During February 2012, a trial excavation was conducted along the northwestern fringes of Moshav Gid‘ona (Permit No. A-6440; map ref. 234034–41/717220–38), prior to construction. The excavation, undertaken on behalf of the Israel Antiquities Authority and underwritten by the contractor, was directed by O. Zidan, with the assistance of Y. Lavan (administration), T. Meltsen (surveying), W. Atrash (guidance), and H. Tahan-Rosen (flint drawing).
Complete pottery vessels dating to Middle Bronze IIA (hereafter MB IIA) were uncovered; these had been placed inside a tomb that did not survive (Fig. 1).

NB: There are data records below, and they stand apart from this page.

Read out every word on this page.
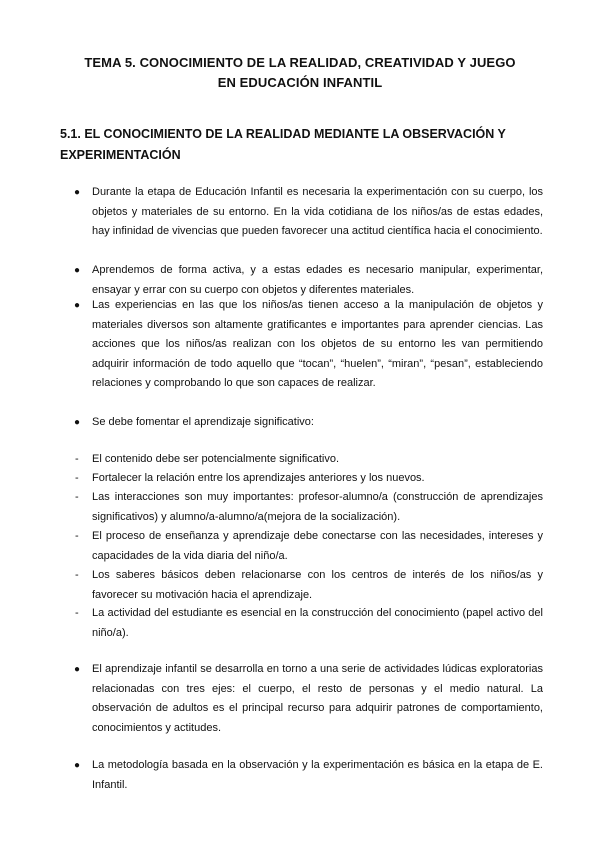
TEMA 5. CONOCIMIENTO DE LA REALIDAD, CREATIVIDAD Y JUEGO
EN EDUCACIÓN INFANTIL
5.1. EL CONOCIMIENTO DE LA REALIDAD MEDIANTE LA OBSERVACIÓN Y EXPERIMENTACIÓN
●	Durante la etapa de Educación Infantil es necesaria la experimentación con su cuerpo, los objetos y materiales de su entorno. En la vida cotidiana de los niños/as de estas edades, hay infinidad de vivencias que pueden favorecer una actitud científica hacia el conocimiento.
●	Aprendemos de forma activa, y a estas edades es necesario manipular, experimentar, ensayar y errar con su cuerpo con objetos y diferentes materiales.
●	Las experiencias en las que los niños/as tienen acceso a la manipulación de objetos y materiales diversos son altamente gratificantes e importantes para aprender ciencias. Las acciones que los niños/as realizan con los objetos de su entorno les van permitiendo adquirir información de todo aquello que “tocan”, “huelen”, “miran”, “pesan”, estableciendo relaciones y comprobando lo que son capaces de realizar.
●	Se debe fomentar el aprendizaje significativo:
-	El contenido debe ser potencialmente significativo.
-	Fortalecer la relación entre los aprendizajes anteriores y los nuevos.
-	Las interacciones son muy importantes: profesor-alumno/a (construcción de aprendizajes significativos) y alumno/a-alumno/a(mejora de la socialización).
-	El proceso de enseñanza y aprendizaje debe conectarse con las necesidades, intereses y capacidades de la vida diaria del niño/a.
-	Los saberes básicos deben relacionarse con los centros de interés de los niños/as y favorecer su motivación hacia el aprendizaje.
-	La actividad del estudiante es esencial en la construcción del conocimiento (papel activo del niño/a).
●	El aprendizaje infantil se desarrolla en torno a una serie de actividades lúdicas exploratorias relacionadas con tres ejes: el cuerpo, el resto de personas y el medio natural. La observación de adultos es el principal recurso para adquirir patrones de comportamiento, conocimientos y actitudes.
●	La metodología basada en la observación y la experimentación es básica en la etapa de E. Infantil.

The excavation area (2×3 m; depth 3.5 m) is located in the Umm al-‘Amad antiquities site; remains of a tomb, which contained whole vessels that had been placed on two skeletons, were exposed. The skulls of the deceased faced west and their feet were in the east (the skeletons were not excavated). The tomb was surrounded by a wall built of small fieldstones (W13), of which only the southwestern corner was exposed (Fig. 2). Three concentrations of vessels (L12; Figs. 3, 4) were revealed above the two skeletons. The eastern concentration contained two bowls and a juglet (Fig. 5). One bowl was set on its base (Figs. 1: B104, 3:1) and the other was placed inside the first with soil fill between them (Figs. 1: B109, 3:2). The juglet was placed on its side, just west of the bowls (Figs. 1: B105, 3:5). A juglet (Fig. 1: B106; Fig. 3:6) was found lying on its side, c. 0.45 m northwest of the eastern cluster of vessels. Two jugs were discovered standing on their base next to the western section of the square (Fig. 6). The southern jug has a handle and is barrel-shaped (Figs. 1: B107, 3:3) and the other is elongated and has a single handle (Figs. 1: B108, 3:4).
The tomb dates to MB IIA and is evidence of a settlement not yet exposed that existed in this period at Umm al-‘Amad.